Wallgren-Pettersson C, Sainio K, Salmi T
Children's Hospital, University of Helsinki, Finland.
Muscle Nerve. 1989 Jul;12(7):587-93. doi: 10.1002/mus.880120710.
To clarify the discrepancies between earlier reports of electromyography (EMG) in congenital nemaline myopathy (CNM), conventional electromyography was done on 13 patients with CNM, and results were compared with those of 18 earlier EMG examinations of the same patients. Fiber density was measured in 10 patients with a computerized method and neuromuscular jitter in 3 with single-fiber EMG. With age, the EMG abnormality progressed, and "neuropathic" EMG features developed in distal muscles. In 9 of 10 patients fiber density was higher than normal. In two of three patients jitter was abnormal. Motor (13 of 13 patients) and sensory (3 of 3 patients) nerve conduction velocities were normal. Our results seem to explain the conflicting reports of EMG in CNM. We conclude that active degeneration and regeneration of muscle fibers takes place in CNM and suggest that the "neuropathic" motor unit potentials seen in our patients may be secondary to myopathic disease activity.

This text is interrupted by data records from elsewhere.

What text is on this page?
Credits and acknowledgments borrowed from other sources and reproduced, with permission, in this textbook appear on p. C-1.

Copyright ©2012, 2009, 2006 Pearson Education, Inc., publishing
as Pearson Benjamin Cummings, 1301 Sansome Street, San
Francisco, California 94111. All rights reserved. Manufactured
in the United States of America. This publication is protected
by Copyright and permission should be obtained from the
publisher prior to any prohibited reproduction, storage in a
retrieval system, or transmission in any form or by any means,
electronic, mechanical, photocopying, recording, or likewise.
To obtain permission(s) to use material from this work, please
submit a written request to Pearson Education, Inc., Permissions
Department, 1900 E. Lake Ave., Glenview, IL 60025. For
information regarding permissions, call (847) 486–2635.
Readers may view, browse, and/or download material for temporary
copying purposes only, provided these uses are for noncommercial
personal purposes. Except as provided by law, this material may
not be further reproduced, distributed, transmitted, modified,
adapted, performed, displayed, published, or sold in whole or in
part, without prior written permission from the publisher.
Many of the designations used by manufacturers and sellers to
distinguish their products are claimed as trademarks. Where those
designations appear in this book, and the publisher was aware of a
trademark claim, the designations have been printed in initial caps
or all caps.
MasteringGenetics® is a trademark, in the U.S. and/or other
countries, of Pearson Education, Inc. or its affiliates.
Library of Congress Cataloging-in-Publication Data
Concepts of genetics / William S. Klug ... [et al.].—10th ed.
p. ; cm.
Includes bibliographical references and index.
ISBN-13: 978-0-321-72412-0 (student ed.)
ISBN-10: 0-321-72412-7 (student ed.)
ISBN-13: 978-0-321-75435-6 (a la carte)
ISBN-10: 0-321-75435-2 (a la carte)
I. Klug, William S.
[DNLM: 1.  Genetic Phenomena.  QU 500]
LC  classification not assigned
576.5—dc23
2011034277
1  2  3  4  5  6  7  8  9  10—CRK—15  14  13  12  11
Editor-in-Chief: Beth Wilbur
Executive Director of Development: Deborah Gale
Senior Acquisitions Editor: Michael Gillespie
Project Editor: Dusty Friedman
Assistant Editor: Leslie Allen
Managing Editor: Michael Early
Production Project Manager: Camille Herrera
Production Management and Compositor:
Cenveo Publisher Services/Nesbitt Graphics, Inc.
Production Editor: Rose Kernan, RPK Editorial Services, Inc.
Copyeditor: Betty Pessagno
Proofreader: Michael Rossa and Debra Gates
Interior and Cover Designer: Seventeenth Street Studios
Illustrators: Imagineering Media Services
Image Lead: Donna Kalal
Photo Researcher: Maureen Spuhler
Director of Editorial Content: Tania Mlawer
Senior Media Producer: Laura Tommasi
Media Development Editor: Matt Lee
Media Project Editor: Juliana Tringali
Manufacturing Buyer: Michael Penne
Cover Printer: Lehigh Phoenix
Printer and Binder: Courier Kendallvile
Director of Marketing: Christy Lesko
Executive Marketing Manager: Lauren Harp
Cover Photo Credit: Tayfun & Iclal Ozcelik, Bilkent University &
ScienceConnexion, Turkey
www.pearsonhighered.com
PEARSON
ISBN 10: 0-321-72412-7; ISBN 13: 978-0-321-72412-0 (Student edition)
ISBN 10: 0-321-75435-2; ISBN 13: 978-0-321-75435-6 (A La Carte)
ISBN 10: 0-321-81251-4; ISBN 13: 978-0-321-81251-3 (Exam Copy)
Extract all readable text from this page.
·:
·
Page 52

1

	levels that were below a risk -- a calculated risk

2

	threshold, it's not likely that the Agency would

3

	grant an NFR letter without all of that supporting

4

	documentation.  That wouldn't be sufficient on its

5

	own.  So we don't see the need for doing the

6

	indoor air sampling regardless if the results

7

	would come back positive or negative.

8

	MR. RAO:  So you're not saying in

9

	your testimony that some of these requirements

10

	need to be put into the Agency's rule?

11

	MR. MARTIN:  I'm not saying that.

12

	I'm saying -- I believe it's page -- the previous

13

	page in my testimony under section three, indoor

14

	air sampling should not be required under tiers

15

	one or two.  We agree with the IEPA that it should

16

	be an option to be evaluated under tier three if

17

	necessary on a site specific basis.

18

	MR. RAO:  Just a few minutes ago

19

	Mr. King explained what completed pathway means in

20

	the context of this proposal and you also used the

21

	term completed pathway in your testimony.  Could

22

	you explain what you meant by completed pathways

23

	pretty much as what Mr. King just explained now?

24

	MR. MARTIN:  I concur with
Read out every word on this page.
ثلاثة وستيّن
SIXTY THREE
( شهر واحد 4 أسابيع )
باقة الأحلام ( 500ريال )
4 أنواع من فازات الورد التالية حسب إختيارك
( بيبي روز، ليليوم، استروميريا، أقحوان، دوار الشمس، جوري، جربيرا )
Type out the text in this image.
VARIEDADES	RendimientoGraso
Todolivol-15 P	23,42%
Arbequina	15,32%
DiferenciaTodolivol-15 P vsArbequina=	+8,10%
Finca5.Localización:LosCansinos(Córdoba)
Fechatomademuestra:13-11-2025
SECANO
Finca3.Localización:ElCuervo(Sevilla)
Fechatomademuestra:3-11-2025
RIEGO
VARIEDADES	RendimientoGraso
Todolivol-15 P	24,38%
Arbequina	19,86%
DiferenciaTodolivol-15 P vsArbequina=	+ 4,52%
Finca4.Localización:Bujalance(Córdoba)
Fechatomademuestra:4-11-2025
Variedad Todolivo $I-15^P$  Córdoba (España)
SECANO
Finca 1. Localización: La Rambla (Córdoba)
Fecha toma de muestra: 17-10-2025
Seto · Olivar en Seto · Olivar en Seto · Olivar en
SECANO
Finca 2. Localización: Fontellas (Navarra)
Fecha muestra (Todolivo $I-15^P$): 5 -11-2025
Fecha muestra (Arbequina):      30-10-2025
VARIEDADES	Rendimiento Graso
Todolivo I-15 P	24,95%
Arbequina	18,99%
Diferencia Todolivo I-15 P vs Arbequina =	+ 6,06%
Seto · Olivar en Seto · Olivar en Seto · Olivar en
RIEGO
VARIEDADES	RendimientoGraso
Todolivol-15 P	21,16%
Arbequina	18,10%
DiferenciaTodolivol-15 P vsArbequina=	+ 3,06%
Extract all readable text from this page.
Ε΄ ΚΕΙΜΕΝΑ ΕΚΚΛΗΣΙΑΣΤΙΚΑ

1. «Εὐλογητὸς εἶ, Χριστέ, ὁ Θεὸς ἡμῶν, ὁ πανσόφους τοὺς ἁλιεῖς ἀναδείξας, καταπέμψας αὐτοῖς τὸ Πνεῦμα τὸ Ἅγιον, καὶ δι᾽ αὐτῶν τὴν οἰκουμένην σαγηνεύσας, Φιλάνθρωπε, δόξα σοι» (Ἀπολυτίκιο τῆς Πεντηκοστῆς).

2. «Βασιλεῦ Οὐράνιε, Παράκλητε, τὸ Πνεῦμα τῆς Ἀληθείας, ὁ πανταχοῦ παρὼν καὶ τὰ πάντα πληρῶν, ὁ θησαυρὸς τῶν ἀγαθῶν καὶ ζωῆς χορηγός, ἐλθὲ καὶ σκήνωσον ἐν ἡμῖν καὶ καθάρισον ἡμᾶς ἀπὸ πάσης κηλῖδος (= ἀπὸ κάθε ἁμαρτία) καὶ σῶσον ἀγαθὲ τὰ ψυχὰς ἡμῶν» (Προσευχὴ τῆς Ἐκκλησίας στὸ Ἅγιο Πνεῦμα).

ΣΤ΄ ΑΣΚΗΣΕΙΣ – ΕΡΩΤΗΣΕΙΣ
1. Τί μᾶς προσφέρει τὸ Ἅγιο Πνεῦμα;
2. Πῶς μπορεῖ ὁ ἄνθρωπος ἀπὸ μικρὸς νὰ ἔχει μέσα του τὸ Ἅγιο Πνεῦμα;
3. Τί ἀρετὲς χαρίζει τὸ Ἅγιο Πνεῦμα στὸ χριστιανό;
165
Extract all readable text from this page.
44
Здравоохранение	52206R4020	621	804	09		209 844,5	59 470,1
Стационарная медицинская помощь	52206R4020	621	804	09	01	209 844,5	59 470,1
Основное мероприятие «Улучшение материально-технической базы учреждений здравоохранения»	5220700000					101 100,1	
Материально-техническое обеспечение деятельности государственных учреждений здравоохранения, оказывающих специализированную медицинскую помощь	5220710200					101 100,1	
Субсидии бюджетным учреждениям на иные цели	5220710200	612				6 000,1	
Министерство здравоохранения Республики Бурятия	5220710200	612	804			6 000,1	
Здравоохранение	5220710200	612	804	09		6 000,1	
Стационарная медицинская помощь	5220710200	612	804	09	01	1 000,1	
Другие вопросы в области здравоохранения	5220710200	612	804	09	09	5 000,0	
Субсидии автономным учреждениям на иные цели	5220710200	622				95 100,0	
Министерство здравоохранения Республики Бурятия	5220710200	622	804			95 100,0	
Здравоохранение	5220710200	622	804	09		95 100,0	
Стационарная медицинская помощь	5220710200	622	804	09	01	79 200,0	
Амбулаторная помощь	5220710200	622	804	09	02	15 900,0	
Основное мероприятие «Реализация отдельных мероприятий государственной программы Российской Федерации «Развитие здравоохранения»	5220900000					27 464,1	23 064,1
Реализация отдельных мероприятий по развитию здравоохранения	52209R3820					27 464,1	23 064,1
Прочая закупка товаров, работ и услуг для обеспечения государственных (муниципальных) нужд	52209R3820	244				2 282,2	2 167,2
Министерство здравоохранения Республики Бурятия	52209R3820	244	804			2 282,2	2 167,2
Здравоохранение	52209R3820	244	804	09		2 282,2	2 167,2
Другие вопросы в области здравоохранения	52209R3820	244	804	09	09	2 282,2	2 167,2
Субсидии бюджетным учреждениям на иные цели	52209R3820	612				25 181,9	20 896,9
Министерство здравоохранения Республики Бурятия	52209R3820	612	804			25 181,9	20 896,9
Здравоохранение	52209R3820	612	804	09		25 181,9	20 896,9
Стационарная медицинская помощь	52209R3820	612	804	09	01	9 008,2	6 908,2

为了澄清先天性杆状体肌病(CNM)早期肌电图(EMG)报告之间的差异,对13例CNM患者进行了常规肌电图检查,并将结果与之前对同一患者进行的18次EMG检查结果进行比较。采用计算机化方法对10例患者测量了纤维密度,采用单纤维肌电图对3例患者测量了神经肌肉抖动。随着年龄增长,肌电图异常进展,远端肌肉出现“神经病变性”肌电图特征。10例患者中有9例纤维密度高于正常。3例患者中有2例抖动异常。运动神经传导速度(13例患者均正常)和感觉神经传导速度(3例患者均正常)均正常。我们的结果似乎解释了CNM中肌电图相互矛盾的报告。我们得出结论,CNM中发生了肌纤维的主动变性和再生,并表明我们患者中所见的“神经病变性”运动单位电位可能继发于肌病活动。